Tuttavia, premesso che sussiste il reato di bancarotta fraudolenta documentale non solo quando la ricostruzione del patrimonio si renda impossibile per il modo in cui le scritture contabili sono state tenute, ma anche quando gli accertamenti, da parte degli organi fallimentari, siano stati ostacolati da difficoltà superabili solo con particolare diligenza (Sez. 5, n. 45174 del 22/05/2015, Faragona, Rv. 265682), va evidenziato che la tenuta dei soli partitari non esaurisce l'obbligo di tenuta delle scritture contabili, e che, secondo quanto accertato dalle sentenze di merito, la documentazione contabile della (OMISSIS) era stata tenuta in modo irregolare e incompleto, per il mancato rinvenimento di alcune scritture e delle causali giustificative delle partite contabili, che impedivano di ricostruire i movimenti degli affari della società fallita; e le somme di 220.000,00 e 100.000,00 Euro, incassate dalla C. Immobiliari, e non rinvenute nella cassa sociale, non risultano essere state annotate in contabilità (nè in entrata nè in uscita), essendo state tracciate soltanto nei partitari, senza, tuttavia, íl supporto delle causali sottostanti.
Peraltro, anche la doglianza con la quale si lamenta che l'affermazione di responsabilità avrebbe riguardato altresì l'omessa annotazione della somma di Euro 100.000,00, quale differenza non pagata dalla C. Immobiliari rispetto al residuo debito di Euro 250.000,00, con conseguente violazione dell'art. 521 c.p.p., è manifestamente infondata: l'imputazione contestata al capo A3 concerne l'omessa annotazione in contabilità delle somme di Euro 220.000,00 ed Euro 100.000,00 versate dalla C. Immobiliari, e la relativa affermazione di responsabilità non risulta in alcun modo esondare dal perimetro dell'accusa.

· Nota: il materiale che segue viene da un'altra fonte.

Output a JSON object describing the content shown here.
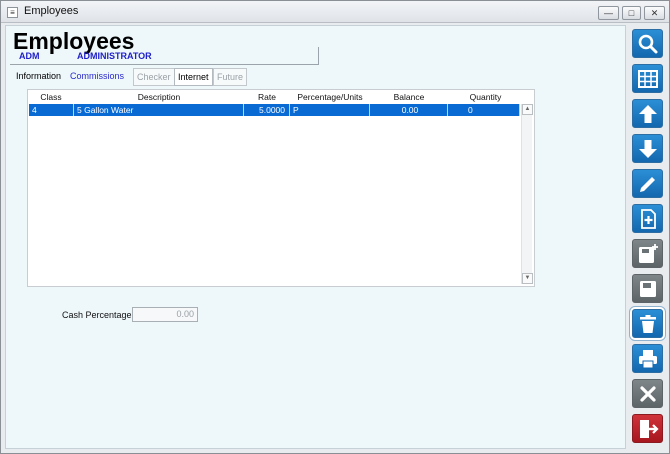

2. Alla declaratoria di inammissibilità del ricorso consegue la condanna al pagamento delle spese processuali e la corresponsione di una somma di denaro in favore della cassa delle ammende, somma che si ritiene equo determinare in Euro 2.000,00.
P.Q.M.
dichiara inammissibile il ricorso e condanna il ricorrente al pagamento delle spese del procedimento e della somma di Euro 2.000,00 in favore della Cassa delle Ammende.
Così deciso in Roma, il 16 aprile 2018.